The Anchoress gets into a wonderful tussle with Ann Coulter apologists, who’ve dismissed her recent interview on Judaism with a shug and an “Oh, well, that’s Anne!:
Coulter obviously did NOT say Jews should be wiped off the planet, that was her host’s interpretation and the left, of course, will run with it. I don’t think she is an anti-semite at all, she is simply trying to express an idea, and doing it very badly, in an environment that is not going to help her do it better.

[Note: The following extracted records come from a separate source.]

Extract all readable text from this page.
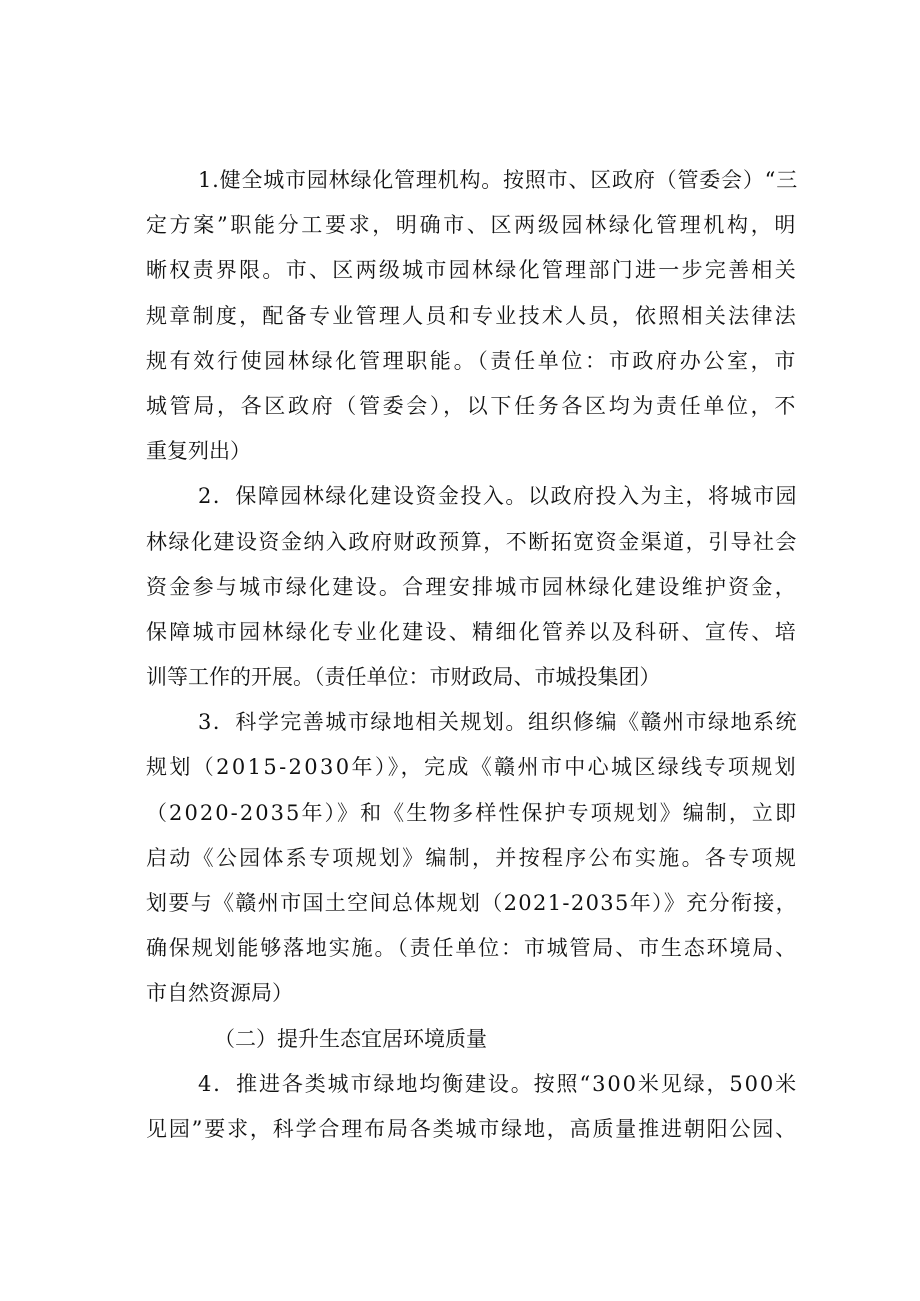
1.健全城市园林绿化管理机构。按照市、区政府（管委会）“三
定方案”职能分工要求，明确市、区两级园林绿化管理机构，明
晰权责界限。市、区两级城市园林绿化管理部门进一步完善相关
规章制度，配备专业管理人员和专业技术人员，依照相关法律法
规有效行使园林绿化管理职能。（责任单位：市政府办公室，市
城管局，各区政府（管委会），以下任务各区均为责任单位，不
重复列出）
2．保障园林绿化建设资金投入。以政府投入为主，将城市园
林绿化建设资金纳入政府财政预算，不断拓宽资金渠道，引导社会
资金参与城市绿化建设。合理安排城市园林绿化建设维护资金，
保障城市园林绿化专业化建设、精细化管养以及科研、宣传、培
训等工作的开展。（责任单位：市财政局、市城投集团）
3．科学完善城市绿地相关规划。组织修编《赣州市绿地系统
规划（2015-2030年）》，完成《赣州市中心城区绿线专项规划
（2020-2035年）》和《生物多样性保护专项规划》编制，立即
启动《公园体系专项规划》编制，并按程序公布实施。各专项规
划要与《赣州市国土空间总体规划（2021-2035年）》充分衔接，
确保规划能够落地实施。（责任单位：市城管局、市生态环境局、
市自然资源局）
（二）提升生态宜居环境质量
4．推进各类城市绿地均衡建设。按照“300米见绿，500米
见园”要求，科学合理布局各类城市绿地，高质量推进朝阳公园、
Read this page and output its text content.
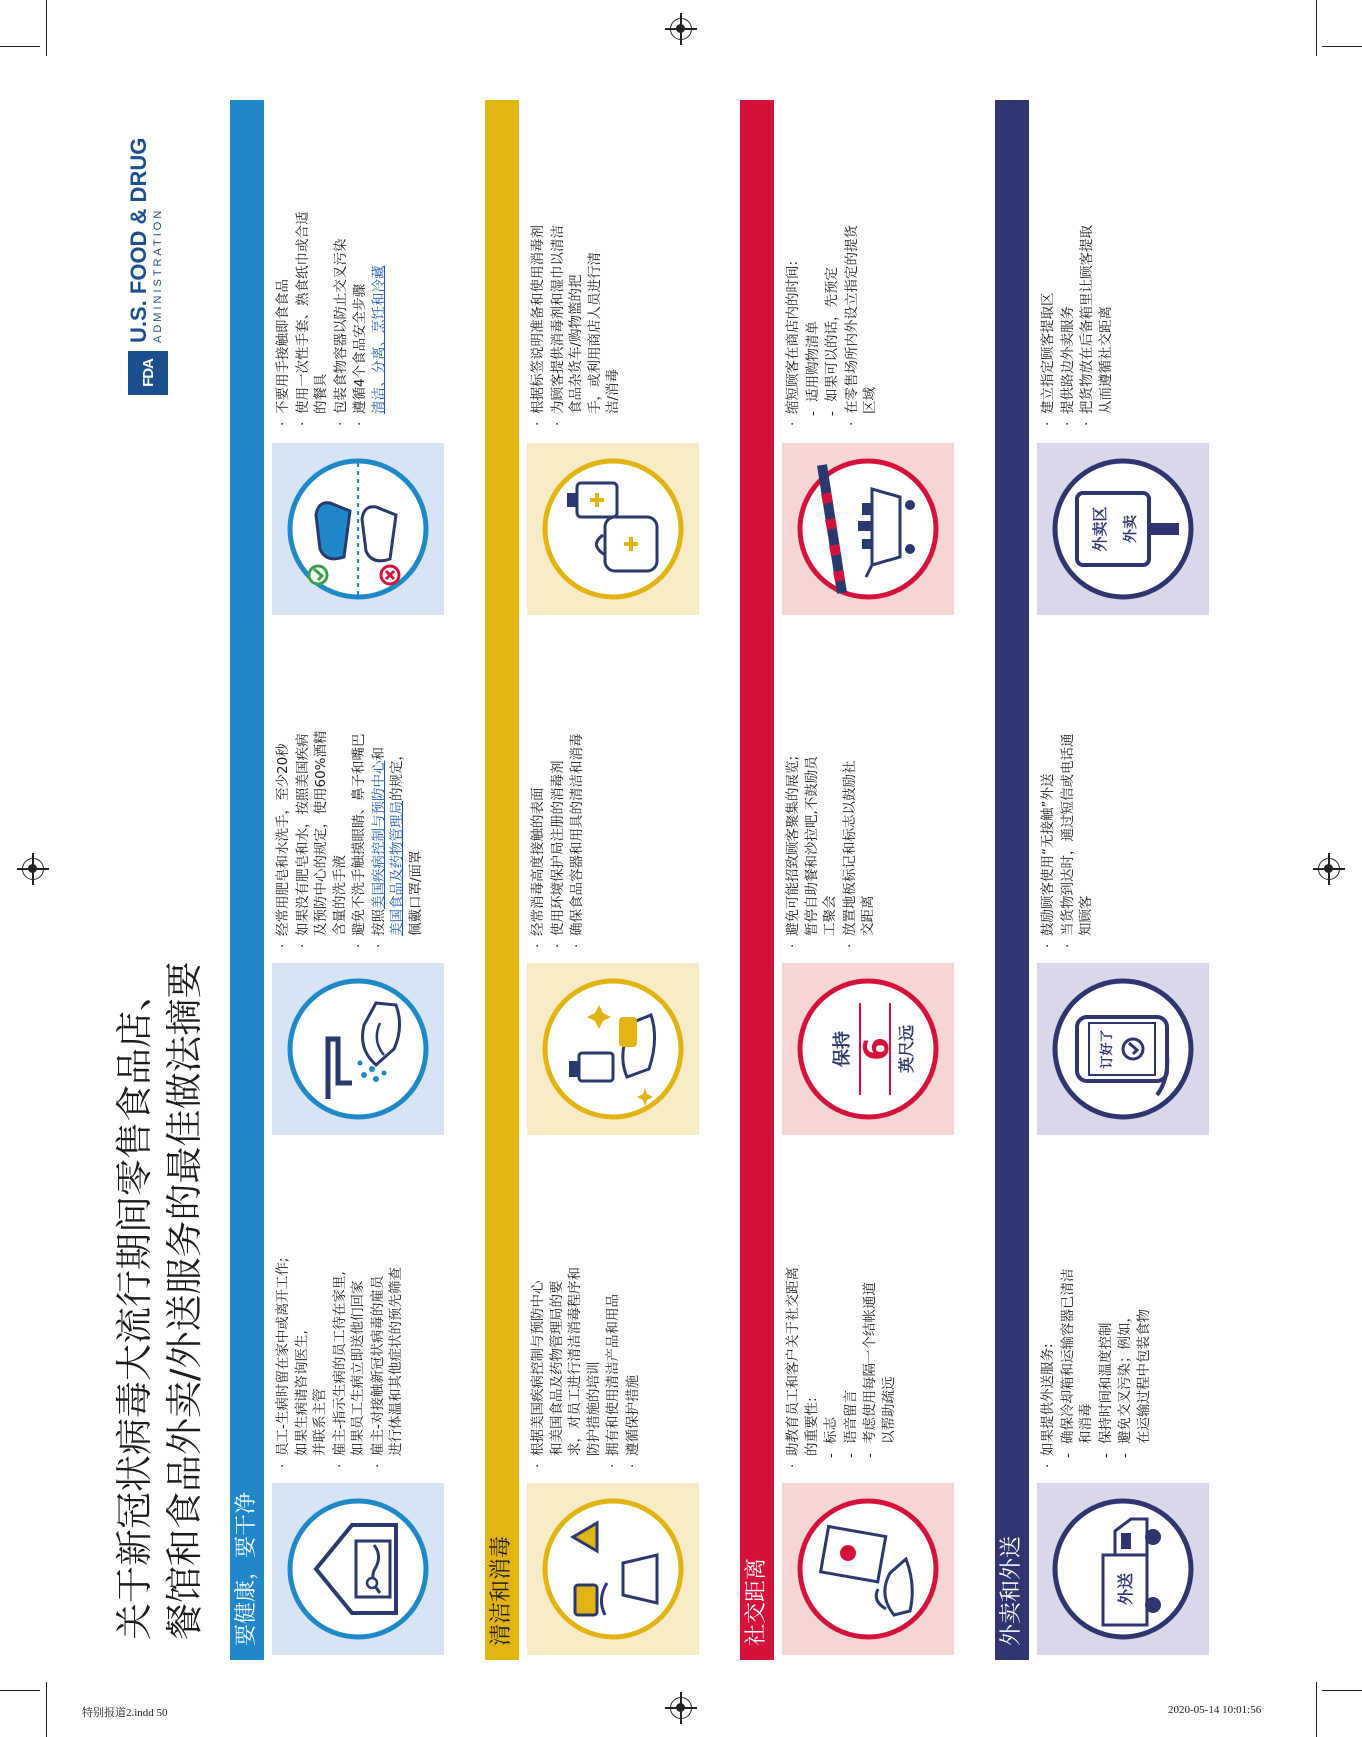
特别报道2.indd 50	2020-05-14 10:01:56
关于新冠状病毒大流行期间零售食品店、 餐馆和食品外卖/外送服务的最佳做法摘要
FDA
U.S. FOOD & DRUG ADMINISTRATION
要健康，要干净
· 员工-生病时留在家中或离开工作; 如果生病请咨询医生, 并联系主管 · 雇主-指示生病的员工待在家里, 如果员工生病立即送他们回家 · 雇主-对接触新冠状病毒的雇员 进行体温和其他症状的预先筛查
· 经常用肥皂和水洗手，至少20秒 · 如果没有肥皂和水，按照美国疾病 及预防中心的规定，使用60%酒精 含量的洗手液 · 避免不洗手触摸眼睛、鼻子和嘴巴 · 按照美国疾病控制与预防中心和
美国食品及药物管理局的规定，
佩戴口罩/面罩
· 不要用手接触即食食品 · 使用一次性手套、熟食纸巾或合适 的餐具 · 包装食物容器以防止交叉污染 · 遵循4个食品安全步骤 清洁、分离、烹饪和冷藏
清洁和消毒
· 根据美国疾病控制与预防中心 和美国食品及药物管理局的要 求，对员工进行清洁消毒程序和 防护措施的培训 · 拥有和使用清洁产品和用品 · 遵循保护措施
· 经常消毒高度接触的表面 · 使用环境保护局注册的消毒剂 · 确保食品容器和用具的清洁和消毒
· 根据标签说明准备和使用消毒剂 · 为顾客提供消毒剂和湿巾以清洁 食品杂货车/购物篮的把 手，或利用商店人员进行清 洁/消毒
社交距离
· 助教育员工和客户关于社交距离 的重要性: - 标志 - 语音留言 - 考虑使用每隔一个结帐通道 以帮助疏远
保持 6 英尺远
· 避免可能招致顾客聚集的展览; 暂停自助餐和沙拉吧,不鼓励员 工聚会 · 放置地板标记和标志以鼓励社 交距离
· 缩短顾客在商店内的时间: - 适用购物清单 - 如果可以的话，先预定 · 在零售场所内外设立指定的提货 区域
外卖和外送	外送
· 如果提供外送服务: - 确保冷却箱和运输容器已清洁 和消毒 - 保持时间和温度控制 - 避免交叉污染；例如， 在运输过程中包装食物
订好了
· 鼓励顾客使用“无接触”外送 · 当货物到达时，通过短信或电话通 知顾客
外卖区 外卖
· 建立指定顾客提取区 · 提供路边外卖服务 · 把货物放在后备箱里让顾客提取 从而遵循社交距离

If you read that transcript to the end, you can see where Coulter tries to clarify her meaning, but she can’t, partly because a sound-bite forum is NO PLACE for that sort of deep and too-easily-misunderstood discussion, and partly because her host is, from his perspective as a Jew, unsurprisingly appalled by what he is hearing, by what he thinks Coulter is saying. This is a discussion best left to someone with a gift for diplomacy, a deft tongue and a loving, civil and collected mien. It is is absolutely not a discussion that should be undertaken by someone who has the deftness of a hammer and the mien of a German Shepherd.
…
What I have said here is that she was clumsy, unclear and incoherent in her expression of that idea – that a soundbite forum is no place to try to express it well – and in so being she has managed to give handfuls of red meat to people who have absolutely no intention of allowing clarification, are not interested in clarifying for her, and thus she has given Christian caricaturists a heavy dose of “see? See what they’re like” to back them up.
She then drives the point home with a wonderfully sarcastic post about how she “wishes” everyone were Catholic:
If all Americans were Catholic that means that all the government would be Catholic! Yaaaaay! Everyone would be pro-life! There would be Nativity creche’s and Ten Commandments in all the government buildings! The president would be a Catholic! We’d have Mass at the White House! And Bingo! Insurance companies would not have to cover birth control pills! And Jack Chick would no longer be publishing hate screeds because he’d be a Catholic too! Yaaaaay! The government would fix immigration policies so all our fellow Catholics down in Mexico can come on in and feel welcome and worship with us! Yaaaay! Then we’d go get those Canadians back into church too! And then England! We’d take back Westminster Abbey! Yaaaaay!
I mean, the Protestants – they’re okay now…as long as they’re you know, believing and stuff. But if all the Protestants would just come back to the Roman Catholic church from which they separated themselves, they would be really, really full Christians! America would be perfect!
Very, very well said. But I think she’s missing something which, to my chagrin, has also eluded otherwise smart people like Dennis Prager: many Christians ultimately beleive that if you don’t agree with them on a few points of theology, God hates you and will send you to burn in Hell for all eternity. That’s an ugly, despicable, elistist, mean-spirited, self-congratulatory view and there’s not a nice way of putting it. Contrast that with the Anchoress, who is delightful and respectful:
If they they want to, that’s very nice, and I’m happy to welcome them, but honestly, I don’t look for it. I think everyone finds their own way to God, and worships in the manner they best understand, are more opened to, etc. And that’s fine by me because I don’t have a need to decide who goes to heaven and who doesn’t, or who’s got the better way to get there. I have my way; I like it – if you have your’s, God bless you. I am ever a “live and let live” kind of girl.
MAnn Coulter’s personal fantasy is to deny women the right to vote?
What the hell did the right do to deserve this woman? I mean I know we have our faults – George W. isn’t exactly knocking things out of the park for us. Still, a scary, transvestite homophobe isn’t exactly the spokesman I’d want for our side. Then again maybe god really does have a sense of humor.
All our problems could be solved if MAnn gets struck by a bolt of lighting, bursts into flames and is greeted in the afterlife by a scary red man with horns. Sorry, just a personal fantasy of mine.